I was driving back home across Pennsylvania Monday night when news of Harold Ramis’ death at 69 came over the radio.
I was surprised at how sad I felt. I knew his masterpiece, “Groundhog Day,” which he co-wrote and directed, and his sly comedic turns as Bill Murray’s sidekick in “Stripes” and “Ghostbusters,” movies that Ramis also wrote.
But I was surprised to hear the breadth of his work. Ramis is generally not in the conversation when we talk about America’s great comic filmmakers. One could start with Charlie Chaplin or Buster Keaton, and then go from the Marx Brothers through Mel Brooks and Woody Allen to Albert Brooks or Judd Apatow and never hear Ramis’ name.

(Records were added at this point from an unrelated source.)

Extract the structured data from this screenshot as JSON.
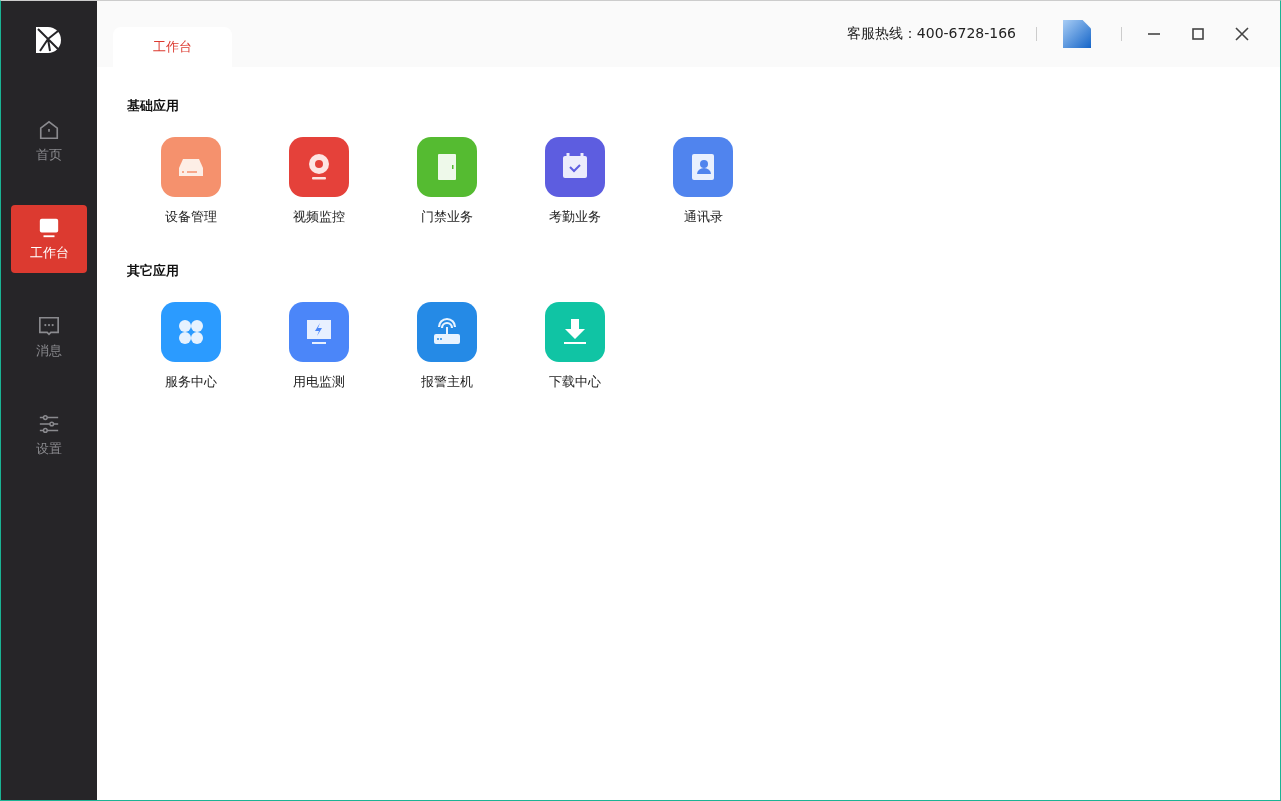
{
  "sidebar": {
    "items": [
      {
        "kind": "home",
        "label": "首页",
        "selected": false
      },
      {
        "kind": "desk",
        "label": "工作台",
        "selected": true
      },
      {
        "kind": "message",
        "label": "消息",
        "selected": false
      },
      {
        "kind": "settings",
        "label": "设置",
        "selected": false
      }
    ]
  },
  "tabs": [
    {
      "label": "工作台",
      "selected": true
    }
  ],
  "header": {
    "hotline": "客服热线：400-6728-166"
  },
  "sections": [
    {
      "title": "基础应用",
      "apps": [
        {
          "kind": "drive",
          "label": "设备管理",
          "color": "#f5916d"
        },
        {
          "kind": "camera",
          "label": "视频监控",
          "color": "#e5413a"
        },
        {
          "kind": "door",
          "label": "门禁业务",
          "color": "#55bb31"
        },
        {
          "kind": "calendar",
          "label": "考勤业务",
          "color": "#5d5de0"
        },
        {
          "kind": "contacts",
          "label": "通讯录",
          "color": "#5084ee"
        }
      ]
    },
    {
      "title": "其它应用",
      "apps": [
        {
          "kind": "clover",
          "label": "服务中心",
          "color": "#2b9bff"
        },
        {
          "kind": "monitor",
          "label": "用电监测",
          "color": "#4b86f9"
        },
        {
          "kind": "router",
          "label": "报警主机",
          "color": "#258ae6"
        },
        {
          "kind": "download",
          "label": "下载中心",
          "color": "#10c4a4"
        }
      ]
    }
  ]
}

Yet four movies that Ramis either co-wrote or directed (or both) over a 15-year stretch are ranked among the American Film Institute’s 100 Funniest American Films: “National Lampoon’s Animal House” (1978), “Caddyshack” (1980), “Ghostbusters” (1984) and “Groundhog Day” (1993).
Throw in Ramis’ writing credits for “Meatballs,” “Back to School” and “Analyze This,’ and his directing credit for “National Lampoon’s Vacation” and 13 other films. Some were duds, but breathes there anyone with soul so dead that he has never quoted a line from Ramis?
If there is, please don’t seat him next to me.
Ramis may be quoted more often without credit, or even knowledge of the author, than any jokester since whoever came up with that first one about changing a light bulb. Filmmaking is such a collaborative art, and Ramis worked with so many masters of improvisational comedy, that it may be impossible to know how much credit goes to Ramis or Murray or John Belushi or Chevy Chase. But what I love about a Ramis comedy is that they’re as American as apple pie — in the face.
When Ramis wrote about a country club, it was from the blue collar vista of the caddies. When he wrote about the U.S. Army, buck privates took over the call and response of close-order drill with “Do Wah Diddy Diddy” and crashed through the Iron Curtain in a heavily armed RV. He reached his zenith with an only-in-America holiday, and in so doing made “Groundhog Day” a term for experiencing the same thing over and over again, as Pittsburgh weatherman Phil Connors does in the film.
That simple conceit shouldn’t work as well as it does, yet it’s brilliant.
I confess that when that flick hit the big screen 21 years ago this month, I was alarmed at the pressure Ramis and Murray suddenly had put on their baby boom brethren. Murray got Andie MacDowell to fall in love with him by the end of the movie, of course, but not in the comfortable, slovenly way of previous Murray/Ramis collaborations.
Never your classic leading man, Murray had previously given goofballs prestige. Uncombed heads prevailed. The scraggly guy in the bad jacket won. Sloths had sex appeal. Following Ramis’ scripts, Murray had won the hearts of Sigourney Weaver in “Ghostbusters” and of forgettable women in “Stripes” and “Meatballs” by wearing them down with shallow, suggestive banter until they gave up trying not to laugh.
By the end of “Groundhog Day,” though, Murray was a renaissance man. He was accomplished in music, well-read, a sculptor, a lifesaver. The film was telling us to stop whining about the dull sameness of our lives and do something. Take a class. Learn a skill. Improve yourself. Grow.
I hadn’t been that shaken up since “The Exorcist.”
Ramis told the Austin American-Statesman in 2005 that he’d like to be remembered most for “Groundhog Day.” “I think everyone harbors a craving for meaning in life,” he said, “and the movie, without being cloying or embarrassing, asserts the possibility of redemption through meaning.”
Ranking comedies may be a fool’s errand. When Howard Stern recently asked Jerry Seinfeld to rank himself on the all-time list of standup comics, Seinfeld refused, saying, “Comedy is more personal than food. … Somebody hits you funny, or they don’t.”
Ramis’ obituary in The New York Times quotes him indirectly saying he had made two — maybe four — films that might get him a footnote in film history. “He did not specify which ones,” the Times wrote.
“Groundhog Day” is surely one. Had that been Ramis’ only film, he’d be remembered. We can argue about the other three films on his all-time list and throw punchlines back and forth long into the night. I’d say we should all be so lucky to have such a legacy, but we already are.